An estimated 50–70 million adults in the United States have chronic sleep and wakefulness disorders. Sleep difficulties are associated with chronic diseases, mental disorders, health-risk behaviors, limitations of daily functioning, injury, and mortality. The National Sleep Foundation suggests that most adults need 7–9 hours of sleep per night, although individual variations exist.
New research suggests that a healthful diet and soybean isoflavones improve sleep duration and quality. In regard to the former, a just-published US cross-over study involving 26 normal weight men and women (30–45 years), habitually sleeping 7–9 h/night, found that that low fiber and high saturated fat and sugar intake was associated with lighter, less restorative sleep with more arousals. With respect to the latter, higher daily isoflavone intake was positively associated with optimal sleep duration and quality in a Japanese population in a cross-sectional study involving 1076 Japanese adults aged 20-78 years. For this study, isoflavone intake was assessed using a brief self-administered diet history questionnaire, and sleep was evaluated using a self-reported questionnaire.

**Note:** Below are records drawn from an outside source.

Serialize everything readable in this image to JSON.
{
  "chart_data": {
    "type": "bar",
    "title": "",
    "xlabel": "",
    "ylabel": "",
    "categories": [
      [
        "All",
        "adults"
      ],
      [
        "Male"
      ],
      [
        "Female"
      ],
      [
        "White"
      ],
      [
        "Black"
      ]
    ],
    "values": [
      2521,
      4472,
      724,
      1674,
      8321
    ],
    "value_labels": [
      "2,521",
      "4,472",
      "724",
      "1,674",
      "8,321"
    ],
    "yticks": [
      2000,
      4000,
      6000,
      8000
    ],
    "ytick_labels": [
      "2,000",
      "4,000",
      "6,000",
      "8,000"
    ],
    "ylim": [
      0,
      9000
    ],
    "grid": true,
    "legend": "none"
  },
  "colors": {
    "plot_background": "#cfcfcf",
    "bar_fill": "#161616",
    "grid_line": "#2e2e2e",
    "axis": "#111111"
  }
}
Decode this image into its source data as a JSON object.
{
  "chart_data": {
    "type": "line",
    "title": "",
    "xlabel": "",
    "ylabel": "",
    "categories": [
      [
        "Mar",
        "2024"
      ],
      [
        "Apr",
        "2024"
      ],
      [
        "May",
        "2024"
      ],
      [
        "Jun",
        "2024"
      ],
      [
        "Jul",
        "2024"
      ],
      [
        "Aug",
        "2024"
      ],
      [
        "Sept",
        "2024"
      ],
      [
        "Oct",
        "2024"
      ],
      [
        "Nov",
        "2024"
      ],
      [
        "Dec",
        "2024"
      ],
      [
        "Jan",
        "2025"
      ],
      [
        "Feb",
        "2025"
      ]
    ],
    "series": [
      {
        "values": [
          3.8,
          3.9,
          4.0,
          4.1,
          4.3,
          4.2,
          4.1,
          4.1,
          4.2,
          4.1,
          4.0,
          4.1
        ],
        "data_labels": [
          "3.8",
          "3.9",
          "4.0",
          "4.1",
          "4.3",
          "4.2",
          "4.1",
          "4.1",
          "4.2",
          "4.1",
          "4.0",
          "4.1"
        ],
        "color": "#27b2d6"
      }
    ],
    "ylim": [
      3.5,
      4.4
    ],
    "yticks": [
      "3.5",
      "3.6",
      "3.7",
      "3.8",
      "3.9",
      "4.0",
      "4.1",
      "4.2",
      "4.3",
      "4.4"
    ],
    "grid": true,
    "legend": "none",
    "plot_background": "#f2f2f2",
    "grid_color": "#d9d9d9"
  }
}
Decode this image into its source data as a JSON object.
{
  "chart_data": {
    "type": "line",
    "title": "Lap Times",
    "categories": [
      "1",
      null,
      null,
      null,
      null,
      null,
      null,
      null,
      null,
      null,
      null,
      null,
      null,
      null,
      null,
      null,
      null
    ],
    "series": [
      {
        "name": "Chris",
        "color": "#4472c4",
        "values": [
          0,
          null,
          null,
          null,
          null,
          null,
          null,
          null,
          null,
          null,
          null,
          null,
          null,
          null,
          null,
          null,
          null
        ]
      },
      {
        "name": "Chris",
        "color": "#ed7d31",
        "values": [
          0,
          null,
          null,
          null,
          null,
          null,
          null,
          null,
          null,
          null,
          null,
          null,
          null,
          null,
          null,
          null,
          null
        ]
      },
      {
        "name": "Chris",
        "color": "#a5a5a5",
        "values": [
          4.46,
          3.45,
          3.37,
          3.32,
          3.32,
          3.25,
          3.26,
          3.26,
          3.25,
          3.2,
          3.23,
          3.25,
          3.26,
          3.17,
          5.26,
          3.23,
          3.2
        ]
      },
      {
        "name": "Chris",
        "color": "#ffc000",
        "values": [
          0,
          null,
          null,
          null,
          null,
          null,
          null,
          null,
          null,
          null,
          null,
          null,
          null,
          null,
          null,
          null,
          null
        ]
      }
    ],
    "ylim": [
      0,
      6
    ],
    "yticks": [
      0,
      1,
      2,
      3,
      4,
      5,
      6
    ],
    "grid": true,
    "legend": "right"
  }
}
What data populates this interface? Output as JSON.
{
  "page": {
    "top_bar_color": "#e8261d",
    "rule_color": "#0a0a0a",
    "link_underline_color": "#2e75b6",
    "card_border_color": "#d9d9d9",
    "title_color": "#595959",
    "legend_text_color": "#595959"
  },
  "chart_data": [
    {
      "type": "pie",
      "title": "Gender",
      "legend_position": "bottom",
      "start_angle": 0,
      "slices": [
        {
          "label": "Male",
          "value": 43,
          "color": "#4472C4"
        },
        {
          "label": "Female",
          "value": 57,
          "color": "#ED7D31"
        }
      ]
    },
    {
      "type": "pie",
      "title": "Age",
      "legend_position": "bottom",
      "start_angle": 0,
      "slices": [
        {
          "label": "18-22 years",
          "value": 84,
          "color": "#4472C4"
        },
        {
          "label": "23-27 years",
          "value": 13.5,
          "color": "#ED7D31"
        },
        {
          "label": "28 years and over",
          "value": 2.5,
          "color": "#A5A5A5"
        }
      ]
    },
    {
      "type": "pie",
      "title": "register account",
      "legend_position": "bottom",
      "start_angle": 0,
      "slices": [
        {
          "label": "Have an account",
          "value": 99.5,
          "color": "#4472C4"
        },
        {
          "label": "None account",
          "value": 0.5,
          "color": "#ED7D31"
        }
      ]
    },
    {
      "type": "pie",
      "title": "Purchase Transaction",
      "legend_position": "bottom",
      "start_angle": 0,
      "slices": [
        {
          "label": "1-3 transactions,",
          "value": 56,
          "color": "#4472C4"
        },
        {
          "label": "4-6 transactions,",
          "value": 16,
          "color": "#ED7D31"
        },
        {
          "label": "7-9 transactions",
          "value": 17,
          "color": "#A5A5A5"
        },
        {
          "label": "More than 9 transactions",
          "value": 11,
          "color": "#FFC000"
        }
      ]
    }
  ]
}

The prevalence of regular sleep duration (7-8 h/day) and sufficient sleep quality were 13.3% and 56.2 %, respectively. After adjusting for potential confounding factors, the odds ratios (95% CIs) for optimal sleep duration (7-8 h) when higher isoflavone intakes quartiles 2-4 (Q2-Q4) were compared with low isoflavone intake (Q1) were Q2: 0.94 (0.53-1.56); Q3: 1.28 (0.73-2.24); and Q4: 1.84 (1.06-3.18) (p for trend = 0.013). In the final adjusted model, sufficient sleep quality across categories of isoflavone intake was Q1: 1.00 (reference); Q2: 1.30 (0.91-1.84); Q3: 1.48 (1.03-2.12); and Q4: 1.78 (1.22-2.60); (p for trend = 0.002). Isoflavone intake for the four quartiles was Q1: 0–10.96 mg/1000 kcal/day; Q2: 10.97–17.99 mg/1000 kcal/day; Q3: 18.00–26.73 mg/1000 kcal/day; and Q4: 26.74–83.06 mg/1000 kcal/day).
Sources: St-Onge MP, Roberts A, Shechter A, Choudhury AR. Fiber and saturated fat are associated with sleep arousals and slow wave sleep. J Clin Sleep Med 2016;12(1)
Cui Y, Niu K, Huang C, Momma H, Guan L, Kobayashi Y, Guo H, Chujo M, Otomo A, and Nagatomi R. Relationship between daily isoflavone intake and sleep in Japanese adults: a cross-sectional study. Nutr J 2015;14:127.